Prof. Dr. Dr. h.c. Christoph M. Schmidt, Präsident des „RWI – Leibniz-Institut für Wirtschaftsforschung“, spricht im Interview über wirtschaftliche Konzepte gegen die Krise, eine Zeit der Umbrüche und den Stellenwert eines geeinten Europas.
Herr Professor Schmidt, was ist die größte Herausforderung für die Wirtschaft im Jahr 2024?
Sie liegt darin, mit der Unsicherheit umzugehen, die die aktuelle Phase geopolitischer Zuspitzungen auslöst. In der Ukraine tobt ein Krieg, ebenso im Nahen Osten. Dazu schwelt der Konflikt zwischen Taiwan und China. All das passiert in einer Zeit, in der wir ohnehin vor drei umfassenden Umbrüchen stehen: dem demografischen Wandel, der Digitalisierung von Wirtschaft und Gesellschaft sowie der Transformation zu mehr Nachhaltigkeit.
Was braucht es, um die Umbrüche voranzutreiben?
Wir benötigen vor allem Wirtschaftswachstum. Da der demografische Wandel schon einen Teil des Wachstums wegnimmt, sind insbesondere Investitionen in Sachkapital und in Innovation wie etwa Künstliche Intelligenz vonnöten. Die blieben ,in dieser Krisenzeit aber oft aus. Das halte ich für den falschen Weg.
Wir können auch von einer Europakrise sprechen, da EU-kritische Parteien Aufschwung erfahren. Im Hinblick auf die Wahlen im Juni: Wie wichtig ist es, den Krisen als geeintes Europa zu begegnen?

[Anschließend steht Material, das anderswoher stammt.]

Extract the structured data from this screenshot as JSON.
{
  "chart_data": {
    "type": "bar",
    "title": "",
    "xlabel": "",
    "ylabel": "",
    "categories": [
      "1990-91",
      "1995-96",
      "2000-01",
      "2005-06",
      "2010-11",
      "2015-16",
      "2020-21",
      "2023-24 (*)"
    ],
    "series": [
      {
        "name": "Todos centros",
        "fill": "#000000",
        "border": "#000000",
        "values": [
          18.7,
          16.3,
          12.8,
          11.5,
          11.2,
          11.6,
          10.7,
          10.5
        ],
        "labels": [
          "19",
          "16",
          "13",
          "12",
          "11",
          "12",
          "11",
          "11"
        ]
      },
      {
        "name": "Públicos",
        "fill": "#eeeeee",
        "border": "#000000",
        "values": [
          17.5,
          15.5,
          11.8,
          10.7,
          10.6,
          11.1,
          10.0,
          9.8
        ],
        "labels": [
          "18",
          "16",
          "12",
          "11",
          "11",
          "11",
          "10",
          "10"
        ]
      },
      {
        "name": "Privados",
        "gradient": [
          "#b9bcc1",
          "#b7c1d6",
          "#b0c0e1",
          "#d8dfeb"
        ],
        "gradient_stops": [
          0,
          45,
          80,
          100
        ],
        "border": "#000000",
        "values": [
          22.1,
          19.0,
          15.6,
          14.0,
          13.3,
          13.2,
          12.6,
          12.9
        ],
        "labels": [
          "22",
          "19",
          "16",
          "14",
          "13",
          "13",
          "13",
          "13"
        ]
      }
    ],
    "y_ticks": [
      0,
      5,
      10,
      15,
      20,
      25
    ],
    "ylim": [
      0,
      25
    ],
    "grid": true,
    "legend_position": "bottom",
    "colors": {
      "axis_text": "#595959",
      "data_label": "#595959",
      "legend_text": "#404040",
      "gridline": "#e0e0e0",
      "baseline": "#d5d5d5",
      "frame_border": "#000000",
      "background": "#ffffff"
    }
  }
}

Durch die Europawahl werden die Weichen für die kommenden Jahre gestellt. Gerade im Hinblick auf die globalen Krisen sollte Europa mit einer Stimme sprechen. Und das sollte nicht die Stimme von jemandem wie der französischen Rechtspopulistin Marie Le Pen sein. Europa muss sich wieder als Wohlstands- und Friedensprojekt verstehen. Wer die Wähler gewinnen möchte, muss mit ihnen auf den Ebenen der Sachargumente und der Taten in Dialog treten.
Durch die Europawahl werden die Weichen für die kommenden Jahre gestellt. Gerade im Hinblick auf die globalen Krisen sollte Europa mit einer Stimme sprechen.
Sie haben als Wirtschaftspolitik-Professor schon viele Krisen bewertet. Welchen Stellenwert nimmt das Konglomerat der aktuellen Krisen ein?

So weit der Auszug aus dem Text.